Du chocolat, oui, des fèves de cacao, non !

Le lancement de la campagne cacaoyère 2022/2023 récemment à Yokadouma dans la région de l’Est est l’occasion de dénoncer, une fois de plus, ce qu’il y a de révoltant dans l’organisation injuste des échanges commerciaux internationaux.

Celle-ci confine essentiellement l’Afrique subsaharienne à un rôle de producteur de matières premières et d’importateur de produits manufacturés. Le fait de maintenir cette partie du monde dans une posture de comptoir colonial ne doit rien au hasard. Comme du temps de l’impérialisme et de la colonisation, le processus de contrôle et de domination mis en place par les anciennes puissances coloniales pour mieux capter les ressources et exploiter les autres populations ou territoires conquis se poursuit et atteint aujourd’hui les formes les plus sophistiquées. La structure actuelle du marché mondial du cacao et de l’industrie chocolatière apparaît ainsi comme l’une des manifestations les plus visibles de cette spécialisation « forcée » de l’Afrique subsaharienne dans une fonction de pourvoyeuse de matières premières pour les usines installées ailleurs.                                                                                                                      

Résultat des courses : les graines de cacao sont produites dans plusieurs zones tropicales surnommées « Ceinture du cacao », puis exportées, transformées et consommées majoritairement dans les pays qui dominent l’économie mondiale. Près de 40% de la récolte annuelle mondiale est moulue en Europe où il n’y a pourtant aucune cacaoyère. Rien qu'aux Pays-Bas, 600 000 tonnes de fèves - soit 13% de la récolte mondiale- sont moulues. Près de la moitié de la consommation mondiale de cacao, soit 45%, revient à l'Europe, suivie par les Amériques. Et là où le bât blesse, c’est que d’après l’Organisation internationale du cacao (ICCO), plusieurs pays africains dont la Côte d’Ivoire, le Ghana, le Nigeria et le Cameroun fournissent près de 70 % de la production mondiale de cacao en fèves.
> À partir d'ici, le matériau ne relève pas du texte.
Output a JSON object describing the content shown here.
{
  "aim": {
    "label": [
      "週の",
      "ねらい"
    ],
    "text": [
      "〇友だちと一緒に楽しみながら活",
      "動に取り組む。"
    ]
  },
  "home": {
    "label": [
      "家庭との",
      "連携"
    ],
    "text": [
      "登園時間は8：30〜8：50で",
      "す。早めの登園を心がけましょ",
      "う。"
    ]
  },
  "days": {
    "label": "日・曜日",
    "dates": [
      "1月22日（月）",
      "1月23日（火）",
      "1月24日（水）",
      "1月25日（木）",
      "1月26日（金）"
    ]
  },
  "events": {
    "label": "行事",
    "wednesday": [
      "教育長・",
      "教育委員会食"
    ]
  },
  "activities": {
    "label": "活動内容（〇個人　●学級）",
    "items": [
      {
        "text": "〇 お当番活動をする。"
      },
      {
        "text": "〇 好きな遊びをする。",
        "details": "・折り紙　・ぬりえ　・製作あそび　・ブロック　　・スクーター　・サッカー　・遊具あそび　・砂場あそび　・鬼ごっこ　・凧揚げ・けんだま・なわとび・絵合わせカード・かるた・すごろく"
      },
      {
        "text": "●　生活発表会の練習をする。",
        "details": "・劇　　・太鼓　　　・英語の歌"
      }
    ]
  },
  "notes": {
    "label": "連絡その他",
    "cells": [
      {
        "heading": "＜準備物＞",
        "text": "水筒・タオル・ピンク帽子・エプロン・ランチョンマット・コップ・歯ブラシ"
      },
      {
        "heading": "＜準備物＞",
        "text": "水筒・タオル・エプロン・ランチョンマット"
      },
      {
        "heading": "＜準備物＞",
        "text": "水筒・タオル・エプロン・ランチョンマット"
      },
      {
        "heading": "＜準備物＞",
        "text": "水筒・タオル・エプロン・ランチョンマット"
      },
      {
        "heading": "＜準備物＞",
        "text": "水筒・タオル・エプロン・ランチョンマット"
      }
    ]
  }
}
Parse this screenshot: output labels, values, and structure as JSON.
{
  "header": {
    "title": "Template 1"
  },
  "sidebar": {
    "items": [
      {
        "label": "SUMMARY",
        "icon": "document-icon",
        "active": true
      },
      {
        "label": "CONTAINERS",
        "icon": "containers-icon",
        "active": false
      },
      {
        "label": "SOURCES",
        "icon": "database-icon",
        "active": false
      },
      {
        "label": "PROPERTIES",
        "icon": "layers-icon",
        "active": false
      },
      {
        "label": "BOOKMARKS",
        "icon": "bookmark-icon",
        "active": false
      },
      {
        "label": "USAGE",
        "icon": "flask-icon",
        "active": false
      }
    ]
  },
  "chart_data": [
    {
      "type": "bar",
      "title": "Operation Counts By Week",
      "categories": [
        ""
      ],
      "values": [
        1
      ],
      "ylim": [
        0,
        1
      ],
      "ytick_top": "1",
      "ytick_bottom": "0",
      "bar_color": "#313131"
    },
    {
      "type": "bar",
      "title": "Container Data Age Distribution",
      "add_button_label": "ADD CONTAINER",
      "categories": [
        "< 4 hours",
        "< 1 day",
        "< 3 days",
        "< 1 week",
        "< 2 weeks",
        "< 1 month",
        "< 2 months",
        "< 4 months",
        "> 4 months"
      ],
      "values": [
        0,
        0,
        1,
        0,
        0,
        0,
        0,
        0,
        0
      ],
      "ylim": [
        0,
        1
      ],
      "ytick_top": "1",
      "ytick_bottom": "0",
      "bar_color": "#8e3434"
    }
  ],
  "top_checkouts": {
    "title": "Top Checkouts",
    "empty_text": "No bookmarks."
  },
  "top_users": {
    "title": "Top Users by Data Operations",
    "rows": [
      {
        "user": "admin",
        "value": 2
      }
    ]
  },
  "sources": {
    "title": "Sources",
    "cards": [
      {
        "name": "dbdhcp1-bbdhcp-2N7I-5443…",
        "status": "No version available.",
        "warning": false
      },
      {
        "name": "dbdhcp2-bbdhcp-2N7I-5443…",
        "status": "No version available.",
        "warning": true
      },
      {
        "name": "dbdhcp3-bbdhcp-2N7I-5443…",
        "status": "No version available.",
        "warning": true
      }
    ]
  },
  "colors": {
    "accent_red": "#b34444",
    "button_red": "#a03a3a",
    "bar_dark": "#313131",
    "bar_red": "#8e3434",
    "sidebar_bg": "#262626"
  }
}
Mais, ils ne tirent que 3 % des revenus issus de la commercialisation du chocolat. L’autre visage de ce marché inique est lamentable. En effet, l’ICCO révèle encore que sur les 100 à 110 milliards de dollars générés par l’industrie chocolatière à travers la planète, les pays producteurs ne gagnent que 6 % de ce pactole et les paysans qui se tuent à la tâche sous le soleil et la pluie, ne reçoivent que la portion congrue (2 %). Dans les détails, malgré ses 2 millions de tonnes environ sur 4,7 millions produites dans le monde, toujours selon l’ICCO, le commerce des fèves n’a rapporté que près de 3,350 milliards de dollars lors de la campagne cacaoyère 2016-2017 à la Côte d’Ivoire, premier producteur mondial. Alors que les compagnies chocolatières américaines généraient des ventes de l’ordre de 22 milliards de dollars la même année. Le Ghana, le Nigeria et le Cameroun n’échappent pas à ce système d’exploitation habilement monté.                                                                                                                                                

Bien plus, ce n’est pas pour rien que le centre de gravité du commerce mondial du cacao ne se trouve pas non plus dans les pays producteurs de fèves. Le siège de l’ICCO a beau avoir été transféré de Londres (où il a passé plus d’un demi-siècle) à Abidjan en Côte d’Ivoire, sur le marché boursier, loin des plantations, les transactions de fèves de cacao se présentent toujours sous forme de contrat à terme sur le London International Financial Futures and Options Exchanges (LIFFE), mais aussi sur d’autres plateformes comme le New York Mercantile Exchange (NYMEX) aux Etats-Unis. La fixation des prix ne tient ainsi pas compte des intérêts et de la souffrance des pauvres paysans. Les économistes vous expliqueront que ce sont des facteurs comme le cours du dollar, les conditions météorologiques des pays producteurs et le volume de la production qui sont parmi les indicateurs qu’il faut bien maîtriser pour spéculer le cours du cacao en bourse.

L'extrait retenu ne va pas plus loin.